On gauge transformations in twistless-torsional Newton--Cartan geometry
Arian L. von Blanckenburg, Philip K. Schwartz
TL;DR
Twistless-torsional Newton–Cartan geometry admits two gauge variants, Type I and II, distinguished by how the Bargmann form transforms. The authors prove that in both variants a local gauge transformation can set the locally Galilei-invariant potential hat_phi to zero, using a Hamilton-Jacobi equation in Type I and a spacelike-diffeomorphism construction in Type II, under finite differentiability. This result generalises the classical Newton–Cartan fact that one can locally choose a unit timelike vector with vanishing Newton–Coriolis form, and it yields two local parametrisations of TTNC data: by (h,v) or by (Sigma,gamma).

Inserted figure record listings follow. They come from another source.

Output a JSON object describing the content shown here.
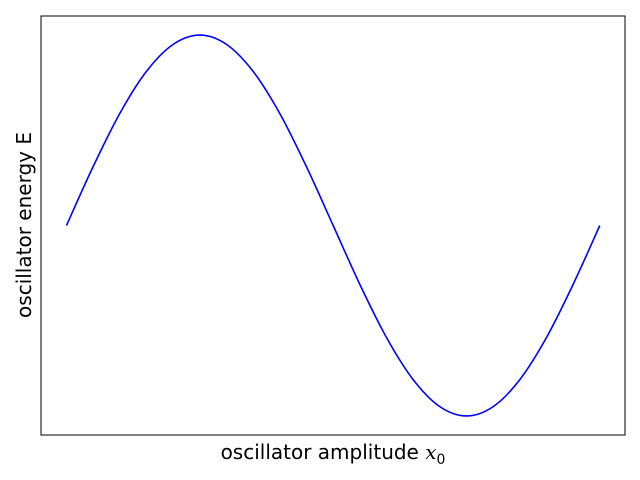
{
  "chart_data": {
    "type": "line",
    "title": "",
    "xlabel": "oscillator amplitude",
    "xlabel_symbol": "x",
    "xlabel_subscript": "0",
    "ylabel": "oscillator energy E",
    "xticks": [],
    "yticks": [],
    "grid": false,
    "xlim": [
      -0.3,
      6.58
    ],
    "ylim": [
      -1.1,
      1.1
    ],
    "series": [
      {
        "color": "#0000ff",
        "x": [
          0,
          0.314,
          0.628,
          0.942,
          1.257,
          1.571,
          1.885,
          2.199,
          2.513,
          2.827,
          3.142,
          3.456,
          3.77,
          4.084,
          4.398,
          4.712,
          5.027,
          5.341,
          5.655,
          5.969,
          6.283
        ],
        "y": [
          0,
          0.309,
          0.588,
          0.809,
          0.951,
          1.0,
          0.951,
          0.809,
          0.588,
          0.309,
          0.0,
          -0.309,
          -0.588,
          -0.809,
          -0.951,
          -1.0,
          -0.951,
          -0.809,
          -0.588,
          -0.309,
          0.0
        ]
      }
    ]
  }
}
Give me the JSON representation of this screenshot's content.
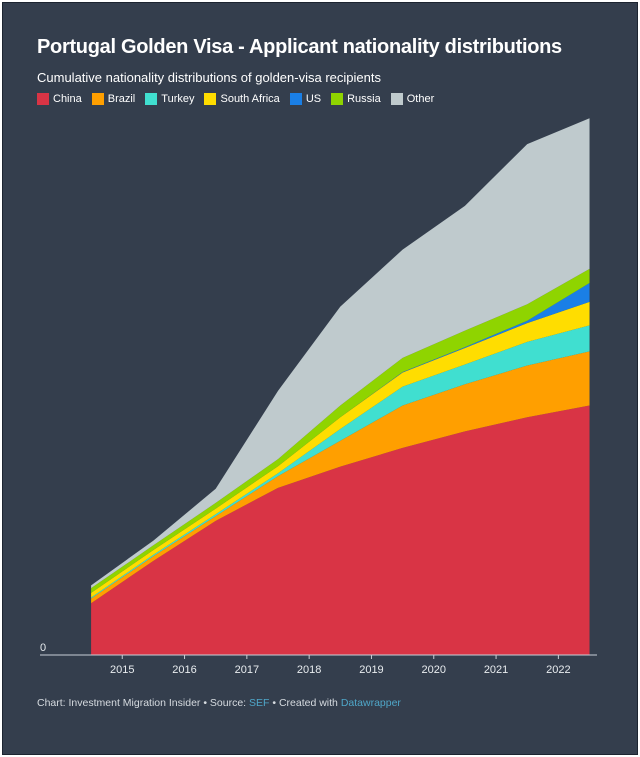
{
  "chart_data": {
    "type": "area",
    "title": "Portugal Golden Visa - Applicant nationality distributions",
    "subtitle": "Cumulative nationality distributions of golden-visa recipients",
    "x": [
      2014.5,
      2015.5,
      2016.5,
      2017.5,
      2018.5,
      2019.5,
      2020.5,
      2021.5,
      2022.5
    ],
    "series": [
      {
        "name": "China",
        "color": "#d93445",
        "values": [
          1100,
          2000,
          2850,
          3550,
          4000,
          4400,
          4750,
          5050,
          5300
        ]
      },
      {
        "name": "Brazil",
        "color": "#ff9f00",
        "values": [
          100,
          100,
          100,
          250,
          550,
          900,
          1000,
          1100,
          1150
        ]
      },
      {
        "name": "Turkey",
        "color": "#40dfd0",
        "values": [
          20,
          30,
          40,
          60,
          250,
          400,
          420,
          500,
          550
        ]
      },
      {
        "name": "South Africa",
        "color": "#ffdd00",
        "values": [
          100,
          100,
          120,
          150,
          250,
          300,
          350,
          400,
          500
        ]
      },
      {
        "name": "US",
        "color": "#1a7fe6",
        "values": [
          0,
          0,
          0,
          0,
          0,
          10,
          20,
          50,
          400
        ]
      },
      {
        "name": "Russia",
        "color": "#8fd400",
        "values": [
          100,
          100,
          120,
          150,
          250,
          300,
          350,
          350,
          300
        ]
      },
      {
        "name": "Other",
        "color": "#bfcacd",
        "values": [
          60,
          100,
          300,
          1450,
          2100,
          2300,
          2650,
          3400,
          3200
        ]
      }
    ],
    "xlim": [
      2013.68,
      2022.62
    ],
    "xticks": [
      2015,
      2016,
      2017,
      2018,
      2019,
      2020,
      2021,
      2022
    ],
    "ylim": [
      0,
      12000
    ],
    "yticks": [
      0
    ],
    "footer": [
      "Chart: Investment Migration Insider • Source: ",
      "SEF",
      " • Created with ",
      "Datawrapper"
    ]
  }
}
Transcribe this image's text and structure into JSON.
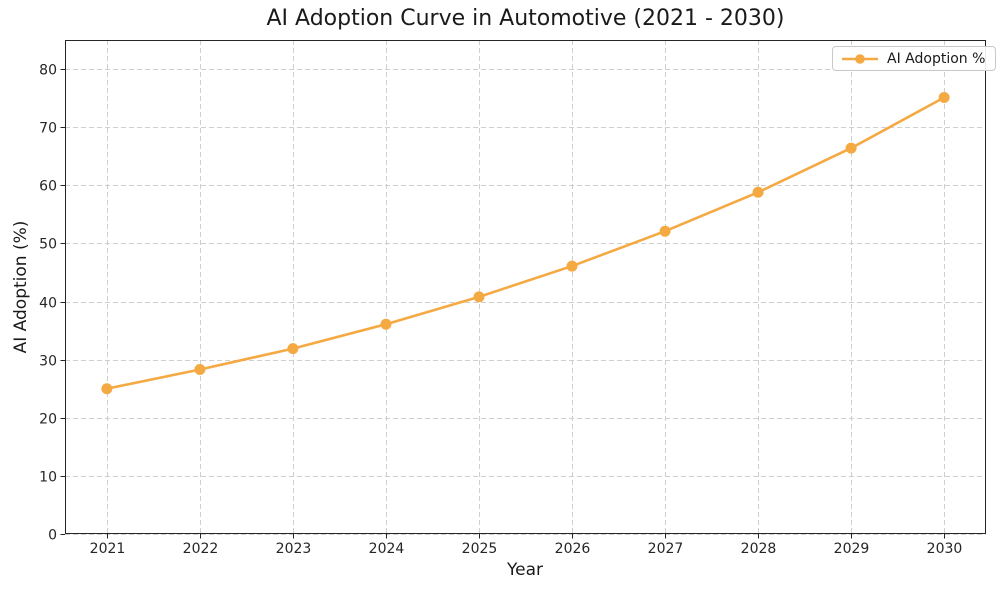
{
  "chart_data": {
    "type": "line",
    "title": "AI Adoption Curve in Automotive (2021 - 2030)",
    "xlabel": "Year",
    "ylabel": "AI Adoption (%)",
    "x": [
      2021,
      2022,
      2023,
      2024,
      2025,
      2026,
      2027,
      2028,
      2029,
      2030
    ],
    "series": [
      {
        "name": "AI Adoption %",
        "values": [
          25.0,
          28.3,
          31.9,
          36.1,
          40.8,
          46.1,
          52.1,
          58.8,
          66.4,
          75.1
        ],
        "color": "#F5A942",
        "marker": "circle",
        "line_style": "solid"
      }
    ],
    "xlim": [
      2020.55,
      2030.45
    ],
    "ylim": [
      0,
      85
    ],
    "yticks": [
      0,
      10,
      20,
      30,
      40,
      50,
      60,
      70,
      80
    ],
    "grid": true,
    "grid_style": "dashed",
    "grid_color": "#cfcfcf",
    "axis_color": "#262626",
    "background_color": "#ffffff",
    "legend": {
      "position": "upper right",
      "label": "AI Adoption %"
    }
  }
}
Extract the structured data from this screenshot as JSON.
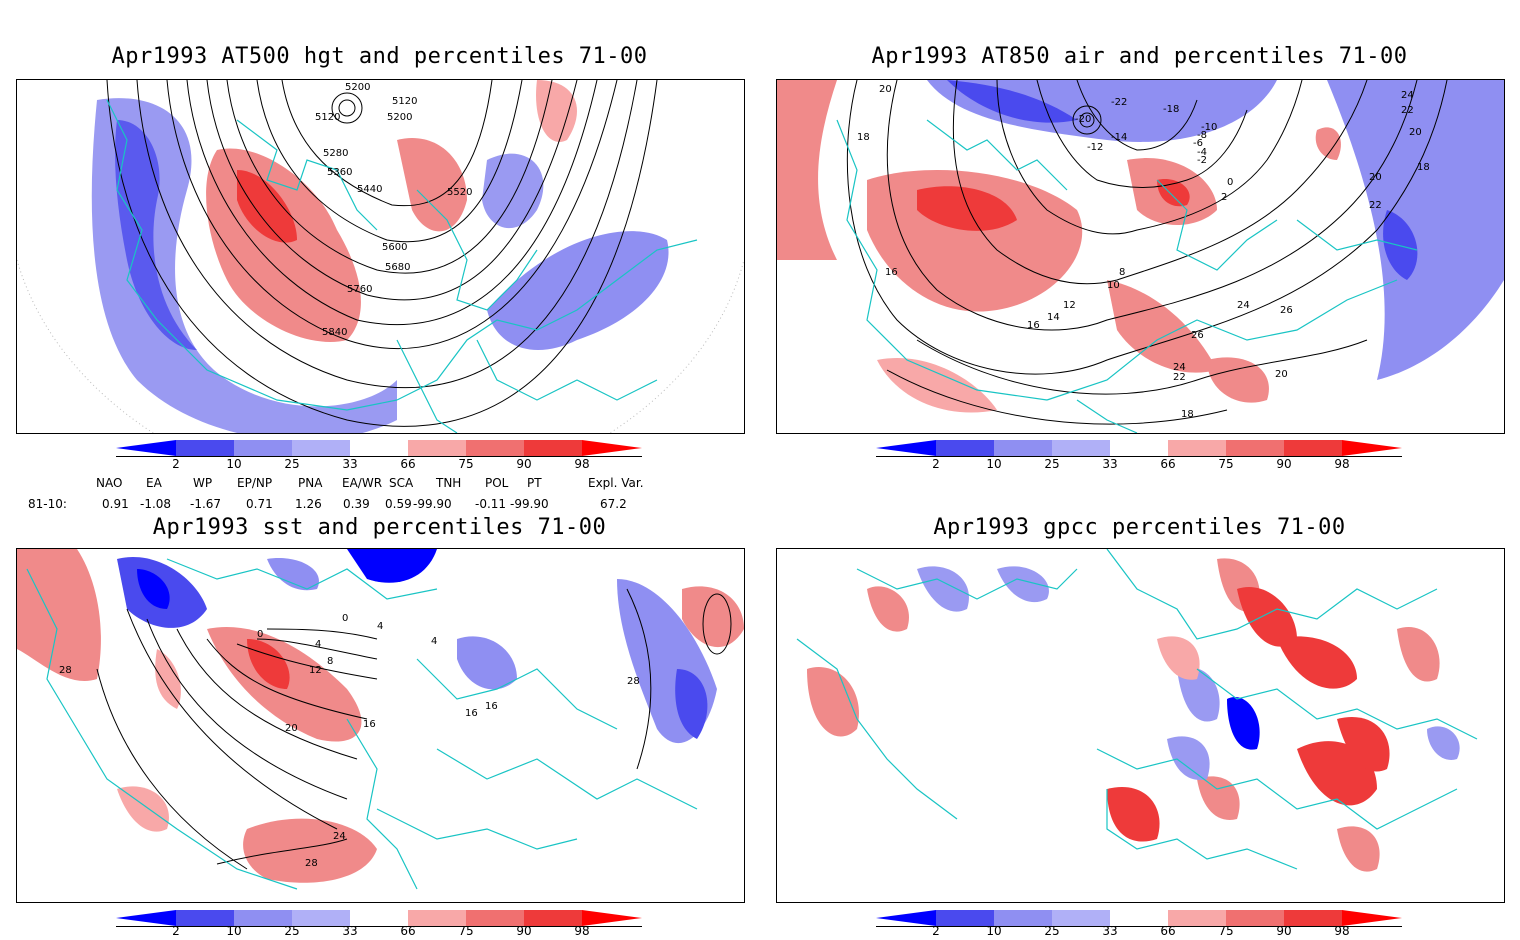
{
  "panels": [
    {
      "id": "p1",
      "title": "Apr1993 AT500 hgt and percentiles 71-00",
      "contour_labels": [
        "5200",
        "5120",
        "5120",
        "5200",
        "5280",
        "5360",
        "5440",
        "5520",
        "5600",
        "5680",
        "5760",
        "5840"
      ]
    },
    {
      "id": "p2",
      "title": "Apr1993 AT850 air and percentiles 71-00",
      "contour_labels": [
        "20",
        "18",
        "-20",
        "-22",
        "-18",
        "-14",
        "-12",
        "-10",
        "-8",
        "-6",
        "-4",
        "-2",
        "0",
        "2",
        "24",
        "22",
        "20",
        "18",
        "20",
        "22",
        "16",
        "8",
        "10",
        "12",
        "14",
        "16",
        "24",
        "26",
        "26",
        "24",
        "22",
        "20",
        "18"
      ]
    },
    {
      "id": "p3",
      "title": "Apr1993 sst and percentiles 71-00",
      "contour_labels": [
        "28",
        "0",
        "4",
        "0",
        "4",
        "8",
        "12",
        "16",
        "20",
        "16",
        "16",
        "4",
        "24",
        "28",
        "28"
      ]
    },
    {
      "id": "p4",
      "title": "Apr1993 gpcc percentiles 71-00",
      "contour_labels": []
    }
  ],
  "colorbar": {
    "labels": [
      "2",
      "10",
      "25",
      "33",
      "66",
      "75",
      "90",
      "98"
    ],
    "colors": {
      "blue_dark": "#0000ff",
      "blue_mid": "#4a4aee",
      "blue_light": "#8f8ff2",
      "blue_pale": "#b0b0f7",
      "red_pale": "#f8a8a8",
      "red_light": "#f07070",
      "red_mid": "#ee3a3a",
      "red_dark": "#ff0000"
    }
  },
  "indices": {
    "header": [
      "NAO",
      "EA",
      "WP",
      "EP/NP",
      "PNA",
      "EA/WR",
      "SCA",
      "TNH",
      "POL",
      "PT",
      "Expl. Var."
    ],
    "row_label": "81-10:",
    "values": [
      "0.91",
      "-1.08",
      "-1.67",
      "0.71",
      "1.26",
      "0.39",
      "0.59",
      "-99.90",
      "-0.11",
      "-99.90",
      "67.2"
    ]
  },
  "map_colors": {
    "coast": "#19c4c4",
    "contour": "#000000",
    "grid": "#aaaaaa"
  }
}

These parametrisations pave the way for action formulations of TTNC gravity via variational completion and may illuminate connections to TTNC field equations.
Abstract
Twistless-torsional Newton--Cartan (TTNC) geometry exists in two variants, type I and type II, which differ by their gauge transformations. In TTNC geometry there exists a specific locally Galilei-invariant function, called by different names in existing literature, that we dub the `locally Galilei-invariant potential'. We show that in both types of TTNC geometry, there always exists a local gauge transformation that transforms the locally Galilei-invariant potential to zero. For type I TTNC geometry, we achieve this due to the corresponding equation for the gauge parameter taking the form of a Hamilton--Jacobi equation. In the case of type II TTNC geometry, we perform subleading spatial diffeomorphisms. In both cases, our arguments rigorously establish the existence of the respective gauge transformation also in case of only finite-degree differentiability of the geometric fields. This improves upon typical arguments for `gauge fixing' in the literature, which need analyticity. We consider two applications of our result. First, it generalises a classical result in standard Newton--Cartan geometry. Second, it allows to (locally) parametrise TTNC geometry in two new ways: either in terms of just the space metric and a unit timelike vector field, or in terms of the distribution of spacelike vectors and a positive-definite cometric.